One of the dangers of co-mingling these finances is that it obscures your view of how successful your business is. As a small business owner, you should constantly have your finger on the pulse of your company, knowing what works, what has potential and what is profitable. You need to be able to tell if your company is financially healthy, and know how much money the company has to set aside for emergencies or to invest in growth. But if all of your business money is lumped in with your personal money, it becomes very hard to know how the business is really doing. All too often, people can’t diagnose problems with their financially unhealthy businesses because the problems are hidden within their family bank accounts.

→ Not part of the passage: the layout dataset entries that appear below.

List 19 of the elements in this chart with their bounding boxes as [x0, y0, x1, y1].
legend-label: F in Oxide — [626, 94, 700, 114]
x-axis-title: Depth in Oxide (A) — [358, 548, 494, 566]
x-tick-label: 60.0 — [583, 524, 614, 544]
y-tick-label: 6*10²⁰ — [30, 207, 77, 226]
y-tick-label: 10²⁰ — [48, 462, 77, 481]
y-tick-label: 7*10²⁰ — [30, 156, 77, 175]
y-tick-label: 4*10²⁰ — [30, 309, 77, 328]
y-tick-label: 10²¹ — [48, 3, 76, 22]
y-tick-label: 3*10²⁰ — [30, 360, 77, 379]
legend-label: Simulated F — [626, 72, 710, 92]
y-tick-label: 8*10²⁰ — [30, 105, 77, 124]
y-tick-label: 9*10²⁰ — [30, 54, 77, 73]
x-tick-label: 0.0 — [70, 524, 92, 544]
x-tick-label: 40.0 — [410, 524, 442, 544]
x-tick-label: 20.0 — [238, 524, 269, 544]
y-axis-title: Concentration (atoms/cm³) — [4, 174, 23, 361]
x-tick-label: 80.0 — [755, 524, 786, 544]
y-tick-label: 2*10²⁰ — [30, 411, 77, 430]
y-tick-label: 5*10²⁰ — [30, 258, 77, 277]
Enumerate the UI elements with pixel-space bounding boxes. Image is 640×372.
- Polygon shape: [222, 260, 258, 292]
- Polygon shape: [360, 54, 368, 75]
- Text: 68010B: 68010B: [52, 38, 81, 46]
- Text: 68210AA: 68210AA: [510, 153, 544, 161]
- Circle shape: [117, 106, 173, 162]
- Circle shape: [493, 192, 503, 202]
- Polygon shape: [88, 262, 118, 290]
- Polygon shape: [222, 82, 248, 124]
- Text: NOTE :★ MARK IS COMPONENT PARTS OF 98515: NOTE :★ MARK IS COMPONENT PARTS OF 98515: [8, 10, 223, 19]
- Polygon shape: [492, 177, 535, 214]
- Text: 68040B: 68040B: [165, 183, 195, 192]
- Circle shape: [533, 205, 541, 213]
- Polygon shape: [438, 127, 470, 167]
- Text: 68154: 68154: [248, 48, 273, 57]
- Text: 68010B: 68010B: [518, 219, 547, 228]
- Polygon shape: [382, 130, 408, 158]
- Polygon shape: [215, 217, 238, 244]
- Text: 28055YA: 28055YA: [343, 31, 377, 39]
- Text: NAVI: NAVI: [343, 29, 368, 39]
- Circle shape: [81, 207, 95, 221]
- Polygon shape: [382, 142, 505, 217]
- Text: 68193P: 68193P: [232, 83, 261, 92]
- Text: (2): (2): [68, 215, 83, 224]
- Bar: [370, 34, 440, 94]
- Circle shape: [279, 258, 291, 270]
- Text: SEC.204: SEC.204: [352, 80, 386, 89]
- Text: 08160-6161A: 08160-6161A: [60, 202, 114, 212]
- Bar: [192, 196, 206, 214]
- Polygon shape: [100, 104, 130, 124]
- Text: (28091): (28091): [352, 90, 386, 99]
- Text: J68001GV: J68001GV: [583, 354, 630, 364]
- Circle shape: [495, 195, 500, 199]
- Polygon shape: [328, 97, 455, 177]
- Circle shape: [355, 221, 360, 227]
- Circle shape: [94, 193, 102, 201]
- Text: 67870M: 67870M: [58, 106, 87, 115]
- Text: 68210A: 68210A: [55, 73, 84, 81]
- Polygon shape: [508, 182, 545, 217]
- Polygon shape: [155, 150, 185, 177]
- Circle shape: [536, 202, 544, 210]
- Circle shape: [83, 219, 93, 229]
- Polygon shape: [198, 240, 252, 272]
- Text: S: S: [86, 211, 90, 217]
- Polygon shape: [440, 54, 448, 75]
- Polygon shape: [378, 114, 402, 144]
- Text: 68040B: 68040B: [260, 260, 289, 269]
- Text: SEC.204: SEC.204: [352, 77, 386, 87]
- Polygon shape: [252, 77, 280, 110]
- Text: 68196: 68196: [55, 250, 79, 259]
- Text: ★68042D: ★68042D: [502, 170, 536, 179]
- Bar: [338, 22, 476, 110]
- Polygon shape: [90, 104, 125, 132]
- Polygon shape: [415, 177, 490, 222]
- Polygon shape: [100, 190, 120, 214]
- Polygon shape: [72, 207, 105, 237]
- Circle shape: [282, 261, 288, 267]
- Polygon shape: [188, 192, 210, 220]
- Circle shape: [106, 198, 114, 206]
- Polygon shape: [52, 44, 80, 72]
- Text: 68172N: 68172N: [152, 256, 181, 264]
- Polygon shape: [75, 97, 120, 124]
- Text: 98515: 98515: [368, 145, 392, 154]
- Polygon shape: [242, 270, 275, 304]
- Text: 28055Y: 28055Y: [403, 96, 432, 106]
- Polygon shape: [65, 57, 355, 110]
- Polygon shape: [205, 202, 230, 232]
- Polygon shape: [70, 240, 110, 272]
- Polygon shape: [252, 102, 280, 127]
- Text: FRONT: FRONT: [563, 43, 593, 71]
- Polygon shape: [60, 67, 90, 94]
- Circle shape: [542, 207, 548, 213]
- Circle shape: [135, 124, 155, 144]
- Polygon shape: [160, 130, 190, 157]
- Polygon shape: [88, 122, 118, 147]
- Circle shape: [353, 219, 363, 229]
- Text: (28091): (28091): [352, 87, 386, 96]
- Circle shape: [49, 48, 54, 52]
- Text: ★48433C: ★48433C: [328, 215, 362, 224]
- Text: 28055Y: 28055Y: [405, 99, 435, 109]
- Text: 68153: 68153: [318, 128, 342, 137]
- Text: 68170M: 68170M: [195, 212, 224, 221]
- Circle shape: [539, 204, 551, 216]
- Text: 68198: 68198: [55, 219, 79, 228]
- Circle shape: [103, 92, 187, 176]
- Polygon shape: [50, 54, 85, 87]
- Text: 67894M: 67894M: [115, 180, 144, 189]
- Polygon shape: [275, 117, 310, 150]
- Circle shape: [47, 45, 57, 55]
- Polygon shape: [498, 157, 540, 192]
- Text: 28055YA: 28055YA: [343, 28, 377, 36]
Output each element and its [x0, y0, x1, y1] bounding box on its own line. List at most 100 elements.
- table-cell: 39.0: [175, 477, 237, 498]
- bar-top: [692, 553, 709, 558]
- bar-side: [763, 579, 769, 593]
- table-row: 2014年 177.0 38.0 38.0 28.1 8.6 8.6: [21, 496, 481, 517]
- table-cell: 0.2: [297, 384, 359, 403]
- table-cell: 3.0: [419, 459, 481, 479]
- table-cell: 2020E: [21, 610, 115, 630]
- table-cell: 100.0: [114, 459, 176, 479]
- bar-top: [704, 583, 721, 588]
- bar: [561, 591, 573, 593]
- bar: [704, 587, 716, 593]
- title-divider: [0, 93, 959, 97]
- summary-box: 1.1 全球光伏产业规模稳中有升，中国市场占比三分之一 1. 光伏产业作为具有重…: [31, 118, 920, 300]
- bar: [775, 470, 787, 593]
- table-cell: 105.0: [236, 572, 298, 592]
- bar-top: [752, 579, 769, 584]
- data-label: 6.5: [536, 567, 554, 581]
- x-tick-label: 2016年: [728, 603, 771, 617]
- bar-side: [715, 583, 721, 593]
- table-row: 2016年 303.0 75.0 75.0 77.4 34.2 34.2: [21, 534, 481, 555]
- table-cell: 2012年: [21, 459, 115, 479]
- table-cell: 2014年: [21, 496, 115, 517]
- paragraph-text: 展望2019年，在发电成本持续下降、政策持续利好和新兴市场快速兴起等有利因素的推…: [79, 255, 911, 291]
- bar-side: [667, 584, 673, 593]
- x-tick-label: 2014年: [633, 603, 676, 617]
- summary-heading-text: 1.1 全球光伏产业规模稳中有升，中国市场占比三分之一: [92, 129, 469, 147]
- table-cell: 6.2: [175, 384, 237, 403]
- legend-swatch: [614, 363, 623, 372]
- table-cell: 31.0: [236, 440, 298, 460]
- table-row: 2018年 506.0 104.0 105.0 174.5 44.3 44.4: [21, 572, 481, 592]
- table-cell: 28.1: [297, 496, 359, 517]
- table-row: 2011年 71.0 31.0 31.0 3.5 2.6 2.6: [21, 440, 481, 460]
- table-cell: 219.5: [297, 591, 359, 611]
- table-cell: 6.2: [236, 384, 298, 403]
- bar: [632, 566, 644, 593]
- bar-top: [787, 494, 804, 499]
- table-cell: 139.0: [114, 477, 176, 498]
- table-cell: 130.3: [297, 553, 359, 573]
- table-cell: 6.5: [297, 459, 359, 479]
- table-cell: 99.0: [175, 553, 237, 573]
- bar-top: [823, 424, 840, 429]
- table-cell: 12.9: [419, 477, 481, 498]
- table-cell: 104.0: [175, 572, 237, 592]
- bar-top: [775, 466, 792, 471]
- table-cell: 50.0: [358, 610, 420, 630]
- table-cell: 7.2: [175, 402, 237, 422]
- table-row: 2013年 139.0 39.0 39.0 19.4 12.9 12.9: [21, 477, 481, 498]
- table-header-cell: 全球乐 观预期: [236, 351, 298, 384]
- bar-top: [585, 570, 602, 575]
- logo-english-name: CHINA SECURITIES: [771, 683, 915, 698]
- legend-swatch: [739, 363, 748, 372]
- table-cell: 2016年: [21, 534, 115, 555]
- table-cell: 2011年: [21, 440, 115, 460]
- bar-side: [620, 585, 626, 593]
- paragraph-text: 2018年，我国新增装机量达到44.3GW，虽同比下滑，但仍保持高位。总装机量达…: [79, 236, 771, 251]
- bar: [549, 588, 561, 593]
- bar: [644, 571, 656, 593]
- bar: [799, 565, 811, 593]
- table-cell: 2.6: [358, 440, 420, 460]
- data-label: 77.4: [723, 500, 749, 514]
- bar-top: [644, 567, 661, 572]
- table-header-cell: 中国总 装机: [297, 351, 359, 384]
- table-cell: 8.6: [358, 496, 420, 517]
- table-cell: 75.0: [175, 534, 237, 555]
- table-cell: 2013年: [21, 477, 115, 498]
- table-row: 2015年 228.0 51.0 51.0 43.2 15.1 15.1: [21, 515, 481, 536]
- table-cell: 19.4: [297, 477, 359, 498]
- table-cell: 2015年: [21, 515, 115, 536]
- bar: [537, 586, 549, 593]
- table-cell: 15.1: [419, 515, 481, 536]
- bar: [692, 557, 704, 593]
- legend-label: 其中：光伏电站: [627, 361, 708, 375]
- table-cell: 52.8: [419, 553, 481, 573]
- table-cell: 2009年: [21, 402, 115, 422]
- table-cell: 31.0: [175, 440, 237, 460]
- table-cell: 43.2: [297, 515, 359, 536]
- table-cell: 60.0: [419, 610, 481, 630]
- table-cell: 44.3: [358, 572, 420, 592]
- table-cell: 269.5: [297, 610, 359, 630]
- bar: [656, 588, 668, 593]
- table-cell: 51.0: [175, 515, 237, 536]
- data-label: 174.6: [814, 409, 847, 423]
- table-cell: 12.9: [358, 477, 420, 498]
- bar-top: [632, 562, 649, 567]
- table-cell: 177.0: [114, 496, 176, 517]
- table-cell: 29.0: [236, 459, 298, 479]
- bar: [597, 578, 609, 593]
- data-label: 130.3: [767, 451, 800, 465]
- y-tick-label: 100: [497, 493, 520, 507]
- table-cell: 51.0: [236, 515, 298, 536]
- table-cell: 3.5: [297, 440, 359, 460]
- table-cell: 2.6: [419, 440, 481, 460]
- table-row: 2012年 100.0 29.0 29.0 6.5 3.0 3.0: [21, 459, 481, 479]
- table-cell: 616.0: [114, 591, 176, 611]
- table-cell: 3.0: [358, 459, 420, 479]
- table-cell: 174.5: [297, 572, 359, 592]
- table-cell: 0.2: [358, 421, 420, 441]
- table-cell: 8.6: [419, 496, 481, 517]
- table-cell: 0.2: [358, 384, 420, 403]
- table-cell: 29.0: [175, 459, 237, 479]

Keeping your accounts separate protects your family finances from business mistakes, and helps you to run your business finances from an objective point of view. It’s also a lifesaver when it comes to taxes: Many business expenses are tax deductible, but if you’re paying for things like office supplies or inventory out of your personal checking account, it get’s very tricky to know what was a business expense or a personal buy. Going down this road raises the suspicions of the IRS; if they suspect that you’re not doing a good job at documenting your business financials — or if they think that you’re fudging the numbers — they’re going to put you on the list for auditing. And you don’t want that.
So, here’s the takeaway from today: If you’re a business owner, or in business for yourself, you need to have two of everything. Two checking accounts, two savings accounts, two budgets, etc. One is for your personal finances, and one is for your business. When it’s time to pay yourself a salary or profits from the business, you write a check to yourself from the business account, and then deposit it in your personal account.
This may seem like a lot of work, and it is. But it’s the only way to make sure that both your business and your family are getting a fair financial shake.